By Angela Andersen, Sustainability Coordinator, Long Beach Township

 

 

 

Like a meticulous chef that composes a dish with layers of flavors, textures, and colors, so too does Mother Nature when organically constructing a dune system. 

Indeed, a dune is a system, not merely a sand pile with plant plugs. (Consider making lasagna with a single layer of pasta, all sauce, and no cheese—it just doesn’t work that way!) The system contains layers of sand, grasses, roots, woody vegetation, gravel, microbes, more roots, and nutrients deep below the surface. At the core of it all are the roots that anchor the system. These roots inject thin hair-like webs with the power and determination of the next “Top Chef.” The roots of the dune system drive into layers of sugar sand and coarse gravel, and ultimately tunnel through the fine tightly packed clay lenses to shore up the mound that becomes a habitat for thousands of species. 

 

The oceanfront can be harsh and powerful and so it must also be resilient and anchored. We need to nurture our natural dunes so they can innately fight at the front line of defense for not only our human community but the coastal ecosystem that supports us all. Dune systems have been rebuilding and migrating along the Jersey Shore since the dawn of time; history is told in the layers of vintage root systems—the matted mess of intertwined old growth bayberry, beach plum, beach grass, and seaside goldenrod, to name a few. 

 

 

Plants break up wind speeds and accumulate sand, letting sand settle at the base so the roots reach deeper and make it all grow with a faint seepage of nutrients. Native plants have roots that are sometimes at least four times as big as the plant or shrub we see peeking out of the ground. Non-native plants do not invest themselves as readily and so either die sooner or don’t anchor the earth or allow for water seepage in the capacity necessary. 

 

Along the coast, our collective community garden is our dune system.
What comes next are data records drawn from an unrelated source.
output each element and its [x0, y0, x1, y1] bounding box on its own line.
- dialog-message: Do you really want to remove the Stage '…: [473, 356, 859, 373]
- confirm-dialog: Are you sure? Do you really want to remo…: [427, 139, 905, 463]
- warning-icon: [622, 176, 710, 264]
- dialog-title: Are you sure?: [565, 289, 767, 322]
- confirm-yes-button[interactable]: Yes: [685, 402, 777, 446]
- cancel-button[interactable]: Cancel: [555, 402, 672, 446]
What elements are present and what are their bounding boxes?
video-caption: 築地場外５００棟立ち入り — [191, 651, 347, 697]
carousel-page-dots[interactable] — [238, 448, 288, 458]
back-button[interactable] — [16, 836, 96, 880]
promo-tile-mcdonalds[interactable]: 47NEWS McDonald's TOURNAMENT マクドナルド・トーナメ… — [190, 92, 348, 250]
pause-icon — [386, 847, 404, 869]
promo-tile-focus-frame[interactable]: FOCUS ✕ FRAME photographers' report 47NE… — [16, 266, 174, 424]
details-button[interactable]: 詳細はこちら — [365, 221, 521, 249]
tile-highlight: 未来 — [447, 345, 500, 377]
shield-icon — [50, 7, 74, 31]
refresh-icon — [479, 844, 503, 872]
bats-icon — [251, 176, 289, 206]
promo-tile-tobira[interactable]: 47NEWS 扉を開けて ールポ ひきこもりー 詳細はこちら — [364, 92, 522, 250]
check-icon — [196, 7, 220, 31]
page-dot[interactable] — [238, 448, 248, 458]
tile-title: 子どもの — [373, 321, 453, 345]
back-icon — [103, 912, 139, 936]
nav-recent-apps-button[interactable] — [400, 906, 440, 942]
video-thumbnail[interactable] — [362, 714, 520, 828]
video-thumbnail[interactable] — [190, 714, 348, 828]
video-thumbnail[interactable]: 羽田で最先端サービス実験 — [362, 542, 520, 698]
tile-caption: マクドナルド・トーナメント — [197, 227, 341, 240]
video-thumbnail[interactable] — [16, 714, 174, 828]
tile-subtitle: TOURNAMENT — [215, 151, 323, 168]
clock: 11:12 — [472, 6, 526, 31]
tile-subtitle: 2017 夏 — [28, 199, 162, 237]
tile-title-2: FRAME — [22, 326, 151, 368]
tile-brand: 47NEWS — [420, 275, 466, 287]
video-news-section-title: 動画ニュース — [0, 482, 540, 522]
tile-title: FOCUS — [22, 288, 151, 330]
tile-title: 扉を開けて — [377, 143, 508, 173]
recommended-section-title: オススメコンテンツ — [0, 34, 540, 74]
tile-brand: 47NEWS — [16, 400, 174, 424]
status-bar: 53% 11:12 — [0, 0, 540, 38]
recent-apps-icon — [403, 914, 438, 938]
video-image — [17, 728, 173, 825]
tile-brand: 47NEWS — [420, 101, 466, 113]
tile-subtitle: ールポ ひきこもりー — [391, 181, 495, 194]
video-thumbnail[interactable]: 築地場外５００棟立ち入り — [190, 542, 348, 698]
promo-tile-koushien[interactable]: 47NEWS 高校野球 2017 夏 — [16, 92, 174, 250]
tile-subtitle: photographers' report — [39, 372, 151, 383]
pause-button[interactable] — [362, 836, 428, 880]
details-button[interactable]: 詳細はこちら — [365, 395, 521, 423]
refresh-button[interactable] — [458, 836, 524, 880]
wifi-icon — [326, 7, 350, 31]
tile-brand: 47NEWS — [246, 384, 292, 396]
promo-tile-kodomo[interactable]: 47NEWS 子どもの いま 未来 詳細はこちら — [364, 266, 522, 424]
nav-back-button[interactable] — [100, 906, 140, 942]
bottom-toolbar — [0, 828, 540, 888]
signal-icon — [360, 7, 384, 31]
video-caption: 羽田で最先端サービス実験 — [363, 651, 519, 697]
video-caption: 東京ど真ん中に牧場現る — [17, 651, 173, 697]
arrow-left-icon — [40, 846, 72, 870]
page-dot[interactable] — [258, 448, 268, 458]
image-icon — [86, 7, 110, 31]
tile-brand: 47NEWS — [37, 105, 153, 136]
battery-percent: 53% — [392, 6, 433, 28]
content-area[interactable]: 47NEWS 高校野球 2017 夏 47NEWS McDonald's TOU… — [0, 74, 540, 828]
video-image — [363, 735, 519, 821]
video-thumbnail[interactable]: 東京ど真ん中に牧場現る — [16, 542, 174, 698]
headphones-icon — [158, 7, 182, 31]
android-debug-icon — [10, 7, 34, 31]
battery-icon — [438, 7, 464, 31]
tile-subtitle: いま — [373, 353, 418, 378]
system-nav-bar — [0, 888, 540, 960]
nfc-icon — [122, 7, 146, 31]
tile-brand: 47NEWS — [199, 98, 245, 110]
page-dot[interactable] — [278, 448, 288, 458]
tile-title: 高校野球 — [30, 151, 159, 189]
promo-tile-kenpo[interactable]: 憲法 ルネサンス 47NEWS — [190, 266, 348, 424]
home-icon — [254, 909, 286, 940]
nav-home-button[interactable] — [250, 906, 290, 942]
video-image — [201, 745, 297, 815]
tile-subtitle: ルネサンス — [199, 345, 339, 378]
When a plant is happy in its native space, the roots reach deep and wide, and the plant flourishes—an ecosystem is born! The roots carve the way for rainwater to permeate the sub-surface blank spaces, allowing water to infiltrate the earth and replenish our drinking water supplies underground. 

 

The dune system does not exist in isolation; like the aforementioned lasagna, there are pieces of the recipe that are required to support the others and make it all thrive. From the off-shore sandbar which gives and takes sand seasonally to the beach and the dunes to the back bay wetlands and maritime forests, the system works as a system—and we are part of that system. Roots are the anchors of the lush array of green hues and textures of leaves, grasses, and flowers that comprise nature’s palette as we meander through the ivory sand path to poke our toes in the ocean and feel thankful we are here.

 

Just because we can’t see something, doesn’t mean it is not one of the most important things! We can learn a lot from and need to embrace the dunes to get connected to what is grounding us all.